Thanks for the initiative! A good lesson that the community could learn from are textbook examples of rust https://www.rust-lang.org/learn It would be great if the lessons we learnt could flow back to the current docs and tutorials.

The concern to create a separate repo is valid. I think the main thing we want to figure out is the governance model around the book project. It would be great to also follow the Apache way of governance (e.g. give commit access committers, license of the content) and put the repo in a neutral place

It would also be useful to clarify in the beginning whether:

Treat the book project as part of the core project
Treat it as a separate project that and enhances the TVM ecosystem, which means it could has its own github org etc.

Either way it would be great to have a neutral repo and clear way of Apache style governance that a broader community could participate.

In the meanwhile, we could use the lessons to help improve the current docs and tutorials as well.
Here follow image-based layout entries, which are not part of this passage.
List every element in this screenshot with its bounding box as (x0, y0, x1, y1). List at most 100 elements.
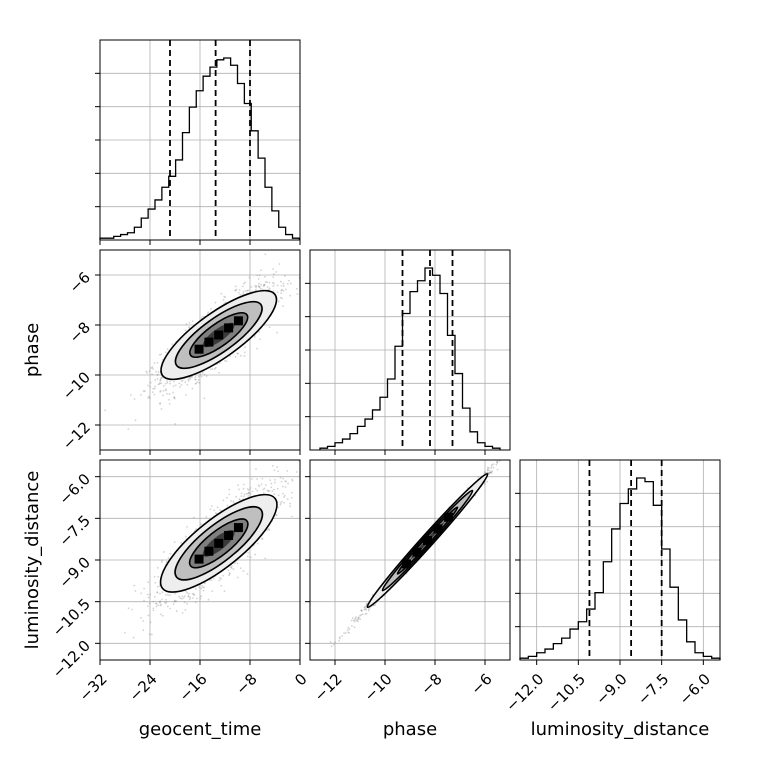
density-core-cell (204, 337, 214, 347)
sample-point (242, 293, 244, 295)
sample-point (165, 593, 167, 596)
sample-point (161, 559, 163, 562)
sample-point (264, 253, 267, 256)
sample-point (195, 597, 198, 600)
sample-point (191, 376, 193, 378)
sample-point (279, 296, 282, 299)
sample-point (240, 492, 243, 495)
sample-point (244, 289, 247, 292)
sample-point (271, 490, 274, 493)
sample-point (229, 573, 231, 575)
sample-point (159, 402, 161, 405)
sample-point (218, 371, 220, 374)
sample-point (160, 376, 163, 379)
sample-point (280, 285, 283, 287)
sample-point (367, 609, 370, 612)
sample-point (243, 495, 245, 498)
sample-point (289, 502, 291, 505)
sample-point (246, 289, 249, 292)
sample-point (166, 381, 169, 384)
density-core-cell (233, 523, 243, 533)
sample-point (203, 582, 206, 585)
sample-point (159, 379, 162, 382)
sample-point (203, 397, 206, 400)
sample-point (235, 288, 238, 291)
sample-point (276, 487, 279, 490)
sample-point (165, 598, 167, 601)
sample-point (224, 296, 227, 299)
sample-point (199, 597, 202, 600)
sample-point (338, 636, 341, 639)
sample-point (262, 285, 265, 288)
sample-point (151, 373, 154, 376)
sample-point (262, 488, 265, 491)
sample-point (198, 586, 200, 589)
sample-point (281, 297, 283, 300)
sample-point (238, 498, 241, 501)
sample-point (151, 366, 154, 369)
sample-point (197, 379, 200, 381)
sample-point (194, 378, 196, 381)
sample-point (289, 282, 292, 285)
sample-point (161, 591, 164, 594)
sample-point (223, 295, 226, 298)
sample-point (258, 338, 261, 341)
sample-point (154, 387, 156, 390)
sample-point (273, 273, 275, 275)
sample-point (244, 281, 246, 284)
sample-point (160, 613, 162, 616)
panel-2d-phase-luminosity-distance (329, 460, 501, 648)
sample-point (127, 428, 130, 430)
panel-2d-geocent-time-phase (104, 253, 300, 430)
sample-point (283, 496, 285, 498)
sample-point (235, 495, 237, 498)
sample-point (270, 482, 273, 485)
sample-point (214, 367, 216, 370)
sample-point (165, 388, 167, 391)
sample-point (276, 291, 279, 294)
sample-point (257, 278, 260, 280)
sample-point (261, 538, 264, 540)
sample-point (283, 501, 285, 504)
sample-point (210, 368, 212, 370)
sample-point (191, 592, 194, 595)
sample-point (243, 493, 246, 496)
sample-point (296, 293, 299, 295)
sample-point (180, 384, 183, 386)
sample-point (274, 478, 277, 481)
sample-point (173, 600, 176, 603)
sample-point (159, 592, 161, 595)
sample-point (201, 316, 204, 318)
sample-point (219, 509, 222, 512)
sample-point (267, 528, 270, 530)
sample-point (250, 285, 253, 288)
sample-point (200, 375, 203, 378)
sample-point (291, 515, 293, 518)
sample-point (140, 592, 143, 595)
sample-point (140, 616, 142, 619)
sample-point (181, 611, 184, 614)
sample-point (258, 282, 260, 285)
sample-point (155, 602, 158, 605)
density-core-cell (214, 538, 224, 548)
sample-point (181, 595, 184, 598)
sample-point (222, 574, 224, 577)
sample-point (268, 528, 271, 531)
sample-point (147, 384, 149, 387)
sample-point (202, 371, 204, 374)
sample-point (269, 479, 272, 482)
sample-point (483, 483, 486, 486)
sample-point (140, 394, 142, 396)
sample-point (262, 492, 265, 495)
sample-point (148, 395, 150, 398)
sample-point (162, 551, 165, 553)
sample-point (150, 633, 153, 636)
sample-point (350, 619, 353, 622)
sample-point (220, 577, 222, 580)
sample-point (288, 279, 290, 282)
sample-point (234, 285, 237, 288)
sample-point (286, 283, 289, 285)
sample-point (134, 419, 137, 422)
sample-point (134, 590, 137, 592)
sample-point (339, 637, 341, 640)
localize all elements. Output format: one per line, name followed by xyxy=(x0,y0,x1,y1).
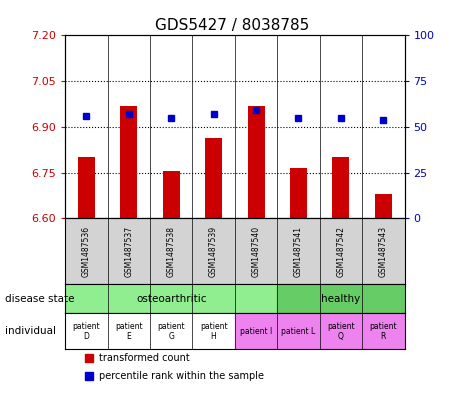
Text: healthy: healthy xyxy=(321,294,360,303)
Bar xyxy=(78,158,95,219)
Text: patient
G: patient G xyxy=(157,321,185,341)
Bar xyxy=(277,313,319,349)
Bar xyxy=(290,168,307,219)
Text: individual: individual xyxy=(5,326,56,336)
Bar xyxy=(65,284,277,313)
Text: patient
D: patient D xyxy=(73,321,100,341)
Bar xyxy=(150,313,193,349)
Text: GSM1487538: GSM1487538 xyxy=(166,226,176,277)
Text: percentile rank within the sample: percentile rank within the sample xyxy=(99,371,264,381)
Text: disease state: disease state xyxy=(5,294,74,303)
Text: osteoarthritic: osteoarthritic xyxy=(136,294,206,303)
Text: GSM1487537: GSM1487537 xyxy=(124,226,133,277)
Bar xyxy=(247,106,265,219)
Bar xyxy=(235,313,277,349)
Text: GSM1487539: GSM1487539 xyxy=(209,226,218,277)
Bar xyxy=(277,284,405,313)
Bar xyxy=(375,194,392,219)
Text: patient L: patient L xyxy=(281,327,316,336)
Bar xyxy=(205,138,222,219)
Bar xyxy=(362,313,405,349)
Text: GSM1487536: GSM1487536 xyxy=(82,226,91,277)
Bar xyxy=(332,158,349,219)
Text: patient
H: patient H xyxy=(200,321,227,341)
Text: patient
E: patient E xyxy=(115,321,143,341)
Bar xyxy=(320,313,362,349)
Text: GSM1487542: GSM1487542 xyxy=(336,226,345,277)
Bar xyxy=(163,171,179,219)
Text: GDS5427 / 8038785: GDS5427 / 8038785 xyxy=(155,18,310,33)
Text: GSM1487541: GSM1487541 xyxy=(294,226,303,277)
Text: GSM1487543: GSM1487543 xyxy=(379,226,388,277)
Text: patient
R: patient R xyxy=(370,321,397,341)
Bar xyxy=(193,313,235,349)
Bar xyxy=(65,313,107,349)
Text: patient
Q: patient Q xyxy=(327,321,355,341)
Text: transformed count: transformed count xyxy=(99,353,190,363)
Text: patient I: patient I xyxy=(240,327,272,336)
Text: GSM1487540: GSM1487540 xyxy=(252,226,260,277)
Bar xyxy=(107,313,150,349)
Bar xyxy=(120,106,137,219)
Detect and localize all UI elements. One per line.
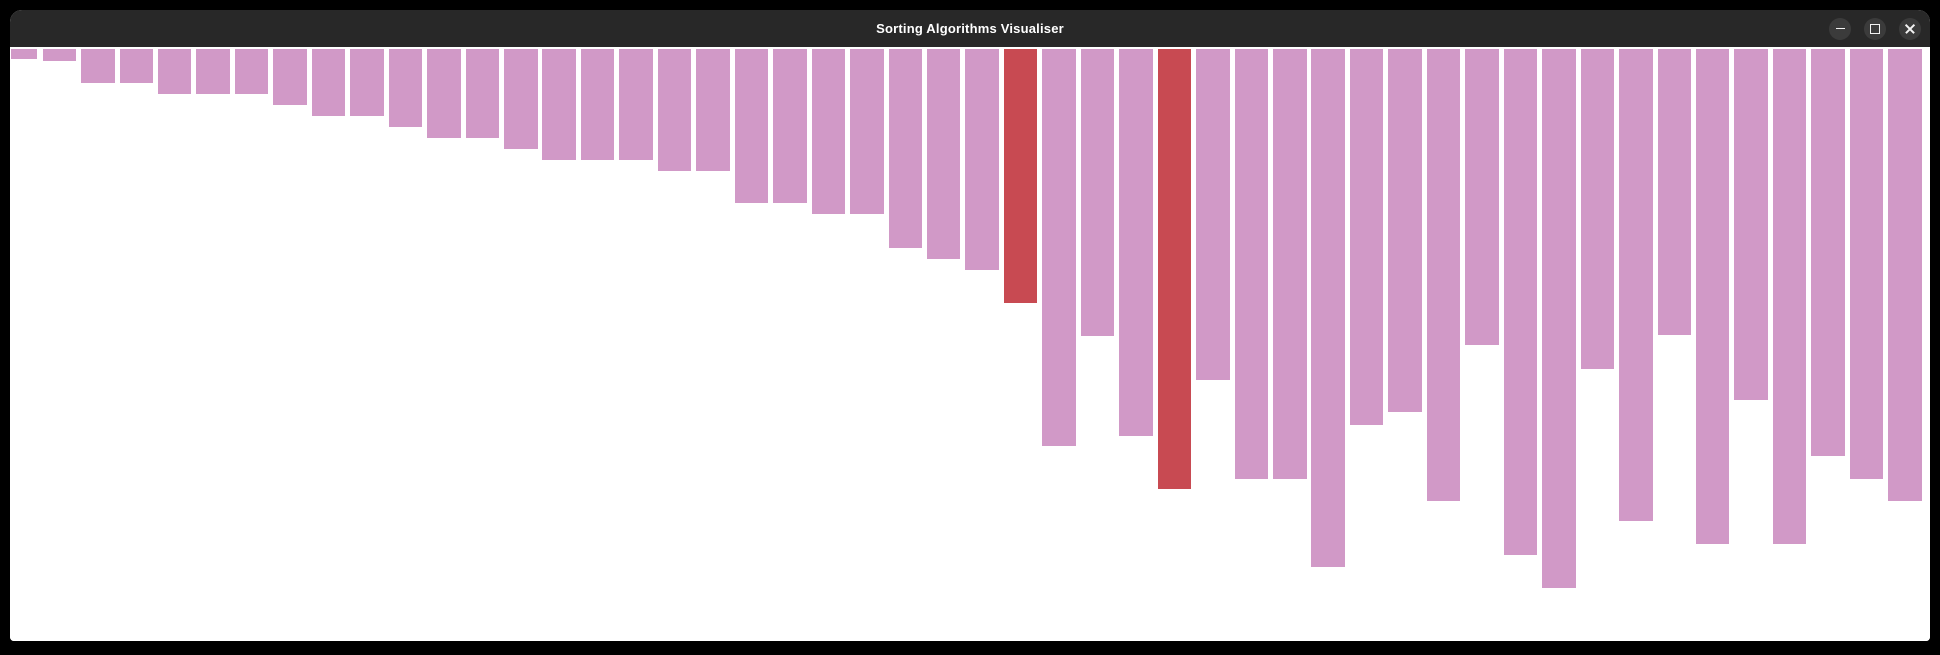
window-title: Sorting Algorithms Visualiser — [876, 21, 1064, 36]
sort-bar — [465, 49, 500, 138]
sort-bar — [196, 49, 230, 94]
sort-bar — [696, 49, 730, 171]
sort-bar — [926, 49, 961, 259]
visualizer-canvas — [10, 47, 1930, 641]
sort-bar — [273, 49, 307, 105]
sort-bar — [1695, 49, 1730, 544]
sort-bar — [1542, 49, 1576, 588]
sort-bar — [965, 49, 999, 270]
sort-bar — [1311, 49, 1345, 567]
close-button[interactable] — [1899, 17, 1921, 40]
sort-bar — [157, 49, 192, 94]
maximize-icon — [1870, 23, 1880, 34]
sort-bar — [811, 49, 846, 214]
sort-bar — [619, 49, 653, 160]
sort-bar — [11, 49, 37, 59]
sort-bar — [580, 49, 615, 160]
sort-bar — [1080, 49, 1115, 336]
sort-bar-active — [1157, 49, 1192, 489]
sort-bar — [1273, 49, 1307, 479]
sort-bar — [1426, 49, 1461, 501]
sort-bar — [1619, 49, 1653, 521]
sort-bar — [1734, 49, 1768, 400]
app-window: Sorting Algorithms Visualiser — [10, 10, 1930, 641]
sort-bar — [888, 49, 922, 248]
sort-bar — [350, 49, 384, 116]
sort-bar — [81, 49, 115, 83]
sort-bar — [1580, 49, 1615, 369]
sort-bar — [1349, 49, 1384, 425]
sort-bar — [388, 49, 423, 127]
sort-bar — [734, 49, 769, 203]
sort-bar — [1811, 49, 1845, 456]
sort-bar — [42, 49, 77, 61]
sort-bar-active — [1003, 49, 1038, 303]
maximize-button[interactable] — [1864, 17, 1886, 40]
sort-bar — [1042, 49, 1076, 446]
sort-bar — [234, 49, 269, 94]
sort-bar — [1119, 49, 1153, 436]
sort-bar — [773, 49, 807, 203]
window-controls — [1829, 10, 1921, 47]
sort-bar — [1234, 49, 1269, 479]
sort-bar — [542, 49, 576, 160]
sort-bar — [1849, 49, 1884, 479]
sort-bar — [504, 49, 538, 149]
minimize-icon — [1835, 27, 1845, 30]
sort-bar — [427, 49, 461, 138]
sort-bar — [1388, 49, 1422, 412]
sort-bar — [1657, 49, 1691, 335]
sort-bar — [1772, 49, 1807, 544]
sort-bar — [1196, 49, 1230, 380]
title-bar: Sorting Algorithms Visualiser — [10, 10, 1930, 47]
sort-bar — [1465, 49, 1499, 345]
sort-bar — [1888, 49, 1922, 501]
minimize-button[interactable] — [1829, 17, 1851, 40]
sort-bar — [850, 49, 884, 214]
sort-bar — [119, 49, 153, 83]
sort-bar — [311, 49, 346, 116]
sort-bar — [1503, 49, 1538, 555]
sort-bar — [657, 49, 692, 171]
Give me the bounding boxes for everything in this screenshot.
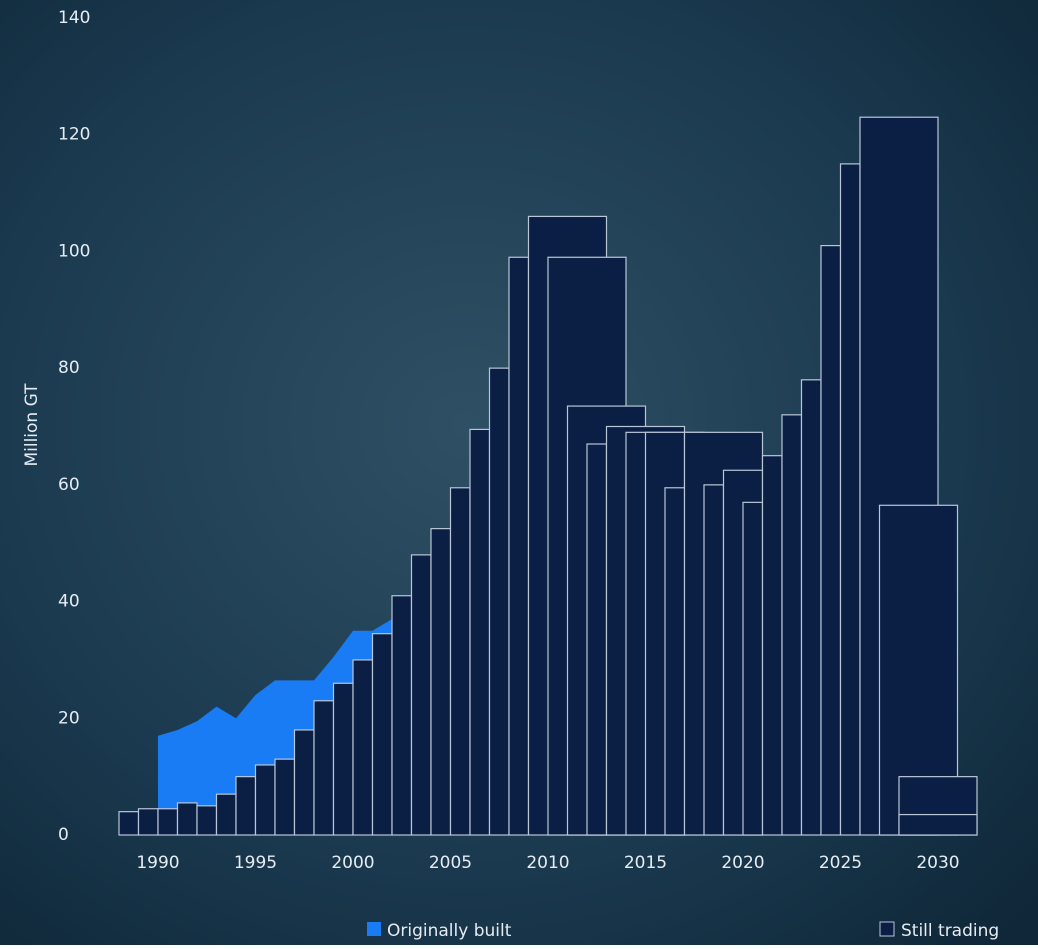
bar bbox=[332, 682, 354, 836]
x-tick-label: 2005 bbox=[429, 853, 472, 873]
bar bbox=[410, 554, 432, 836]
legend-swatch bbox=[367, 922, 381, 936]
bar bbox=[215, 793, 237, 836]
y-tick-label: 140 bbox=[58, 8, 90, 28]
bar bbox=[235, 776, 257, 836]
bar bbox=[703, 484, 725, 836]
bar bbox=[137, 808, 159, 836]
x-tick-label: 2010 bbox=[526, 853, 569, 873]
bar bbox=[118, 811, 140, 836]
bar bbox=[898, 813, 978, 836]
legend-label: Still trading bbox=[901, 921, 999, 941]
bar bbox=[176, 802, 198, 836]
bar bbox=[157, 808, 179, 836]
bar bbox=[430, 528, 452, 836]
bar bbox=[742, 501, 764, 836]
y-tick-label: 40 bbox=[58, 592, 80, 612]
y-tick-label: 80 bbox=[58, 358, 80, 378]
bar bbox=[469, 428, 491, 836]
y-tick-label: 20 bbox=[58, 708, 80, 728]
legend-label: Originally built bbox=[387, 921, 512, 941]
x-tick-label: 1990 bbox=[136, 853, 179, 873]
x-tick-label: 2015 bbox=[624, 853, 667, 873]
x-tick-label: 1995 bbox=[234, 853, 277, 873]
bar bbox=[586, 443, 608, 836]
y-tick-label: 0 bbox=[58, 825, 69, 845]
bar bbox=[839, 163, 861, 836]
y-tick-label: 100 bbox=[58, 241, 90, 261]
bar bbox=[254, 764, 276, 836]
bar bbox=[371, 633, 393, 836]
bar bbox=[196, 805, 218, 836]
bar bbox=[352, 659, 374, 836]
x-tick-label: 2020 bbox=[721, 853, 764, 873]
bar bbox=[664, 487, 686, 836]
y-tick-label: 60 bbox=[58, 475, 80, 495]
bar bbox=[449, 487, 471, 836]
bar bbox=[508, 256, 530, 836]
bar bbox=[820, 244, 842, 836]
bar bbox=[761, 455, 783, 836]
x-tick-label: 2030 bbox=[916, 853, 959, 873]
y-tick-label: 120 bbox=[58, 125, 90, 145]
legend-swatch bbox=[879, 921, 895, 937]
bar bbox=[800, 379, 822, 836]
bar bbox=[391, 595, 413, 836]
bar bbox=[781, 414, 803, 836]
bar bbox=[313, 700, 335, 836]
bar bbox=[293, 729, 315, 836]
x-tick-label: 2000 bbox=[331, 853, 374, 873]
x-tick-label: 2025 bbox=[819, 853, 862, 873]
bar bbox=[274, 758, 296, 836]
y-axis-label: Million GT bbox=[22, 383, 42, 467]
bar bbox=[488, 367, 510, 836]
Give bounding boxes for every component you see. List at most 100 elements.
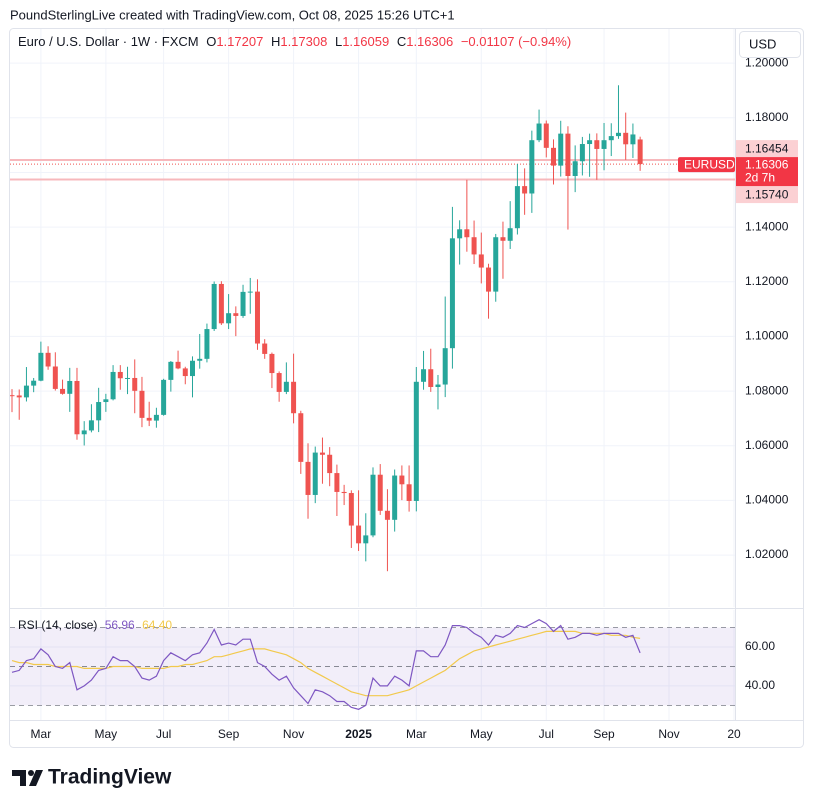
candle-body (60, 388, 66, 394)
candle-body (305, 461, 311, 495)
candle-body (139, 390, 145, 418)
candle-body (587, 140, 593, 145)
candle-body (377, 474, 383, 511)
levels (10, 159, 735, 181)
candle-body (384, 510, 390, 520)
symbol-tag (678, 157, 735, 173)
candle-body (16, 395, 22, 398)
candle-body (435, 384, 441, 387)
frame (9, 28, 804, 748)
grid (10, 29, 735, 720)
candle-body (197, 358, 203, 361)
attribution: PoundSterlingLive created with TradingVi… (10, 7, 455, 22)
candle-body (254, 291, 260, 344)
x-tick-label: Sep (593, 727, 615, 741)
price-tag (736, 157, 798, 187)
candle-body (283, 381, 289, 392)
candle-body (153, 414, 159, 421)
candle-body (240, 291, 246, 316)
candle-body (204, 329, 210, 359)
candle-body (630, 134, 636, 145)
candle-body (31, 380, 37, 386)
candle-body (67, 380, 73, 394)
candle-body (615, 132, 621, 137)
candle-body (96, 402, 102, 421)
y-tick-label: 1.14000 (745, 219, 789, 233)
candle-body (125, 377, 131, 379)
price-label: 1.16306 (745, 157, 789, 171)
candle-body (486, 267, 492, 292)
legend: Euro / U.S. Dollar · 1W · FXCM O1.17207 … (18, 34, 571, 49)
candle-body (529, 140, 535, 194)
candle-body (399, 475, 405, 485)
rsi-legend: RSI (14, close) 56.96 64.40 (18, 618, 172, 632)
ohlc-label: C (397, 34, 406, 49)
candle-body (132, 377, 138, 391)
candle-body (312, 452, 318, 495)
symbol-label: EURUSD (684, 157, 735, 171)
candle-body (298, 413, 304, 462)
candle-body (608, 136, 614, 141)
candle-body (594, 140, 600, 149)
currency[interactable]: USD (749, 36, 776, 51)
candle-body (341, 491, 347, 494)
level-tag (736, 140, 798, 158)
candle-body (247, 291, 253, 293)
level-label: 1.15740 (745, 187, 789, 201)
candle-body (190, 360, 195, 377)
candle-body (319, 452, 325, 455)
candle-body (45, 352, 51, 367)
rsi-pane (10, 619, 735, 710)
candle-body (269, 353, 275, 374)
candle-body (218, 283, 224, 324)
candle-body (514, 186, 520, 229)
countdown: 2d 7h (745, 170, 775, 184)
rsi-ma-line (11, 630, 641, 697)
candle-body (623, 132, 629, 145)
candle-body (507, 228, 513, 241)
x-tick-label: 20 (727, 727, 741, 741)
candle-body (449, 238, 455, 349)
level-label: 1.16454 (745, 141, 789, 155)
rsi-value: 56.96 (105, 618, 135, 632)
candle-body (334, 473, 340, 492)
candle-body (262, 343, 268, 354)
candle-body (413, 381, 419, 501)
rsi-tick-label: 60.00 (745, 639, 775, 653)
candle-body (233, 313, 239, 316)
candle-body (464, 229, 470, 238)
candles (10, 85, 643, 572)
x-tick-label: Mar (31, 727, 52, 741)
x-tick-label: Nov (283, 727, 304, 741)
candle-body (23, 385, 29, 398)
symbol-title: Euro / U.S. Dollar · 1W · FXCM (18, 34, 199, 49)
candle-body (117, 371, 123, 379)
x-tick-label: Sep (218, 727, 240, 741)
candle-body (363, 535, 369, 544)
candle-body (52, 366, 58, 389)
candle-body (161, 379, 167, 415)
y-tick-label: 1.18000 (745, 110, 789, 124)
candle-body (38, 352, 44, 381)
logo-icon (29, 770, 43, 786)
candle-body (428, 369, 434, 387)
candle-body (291, 381, 297, 414)
candle-body (551, 147, 556, 166)
candle-body (327, 454, 333, 474)
candle-body (565, 133, 571, 176)
candle-body (276, 373, 282, 392)
ohlc-label: H (271, 34, 280, 49)
brand-logo: TradingView (12, 766, 172, 789)
candle-body (392, 475, 398, 520)
candle-body (182, 368, 188, 377)
candle-body (10, 395, 15, 397)
candle-body (88, 420, 94, 431)
currency-button[interactable] (739, 31, 801, 58)
ohlc-label: L (335, 34, 342, 49)
candle-body (558, 133, 564, 166)
candle-body (175, 361, 181, 369)
brand: TradingView (48, 766, 172, 789)
candle-body (601, 140, 607, 149)
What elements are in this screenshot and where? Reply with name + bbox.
mli · October 11, 2019, 8:44pm

The governance model is a good question. The Apache model may work. The difference here is that it aims for a book. A book should has a clear author list, e.g. the rust book

by Steve Klabnik and Carol Nichols, with contributions from the Rust Community

I expect we can have 2-4 developers who spend a significantly amount of time on it to be the authors, and the authors will maintain the book (committer/PPMC in the Apache model). Similar to other D2L books, the book will be open to download and use, and authors may not receive remuneration to control the physical book price.

If there is a TVM org, it should be straightforward to have the repo to be part of the org. But we have a same problem as MXNet. It’s not a good idea to have the book source within the TVM source code repo. Hosting it under Apache may complicate the copyright issue, which needs to be resolved if printing the book. My current thought is moving the repo to the d2l-ai org once the legal review is finished. There are several other projects on-going for d2l-ai as well with collaborators among multiple universities and companies, it moves towards a neural organization.

mli · October 11, 2019, 8:47pm

That’s a good suggestion, will do it.

FrozenGene · October 12, 2019, 2:13am

Nice work! I am a fans of Dive into Deep Learning. I think I could contribute some part of Dive into Deep Learning Compiler

wda · October 12, 2019, 7:05am

Dive into Deep Learning is very very good

enginechen · November 16, 2019, 3:20pm

 I'm confused. Speical hardware accelerator need  specific compiler to generate hardware instructions.    Your Compiler just generate instructions run on X86 OR Arm ?  Does it run very slow and  Inefficient？  I'm still not get your point.  how other hardware platform support your platform.

sunlex0717 · November 16, 2019, 5:42pm

I think TVM is not a actual compiler, it is built on lower-level real compiler like LLVM and NVCC(CUDA), those lower-level compilers will translate the outputs of TVM to machine codes.

MarisaKirisame · November 19, 2019, 8:36pm

Compile dont has to compile to machine code.

comaniac · November 19, 2019, 9:06pm

Agree with @MarisaKirisame. The definition of compiler from Wiki:

A compiler is a computer program that translates computer code written in one programming language (the source language) into another language (the target language). The name compiler is primarily used for programs that translate source code from a high-level programming language to a lower level language (e.g., assembly language, object code, or machine code) to create an executable program.

As a result, any software that performs codegen can be a compiler.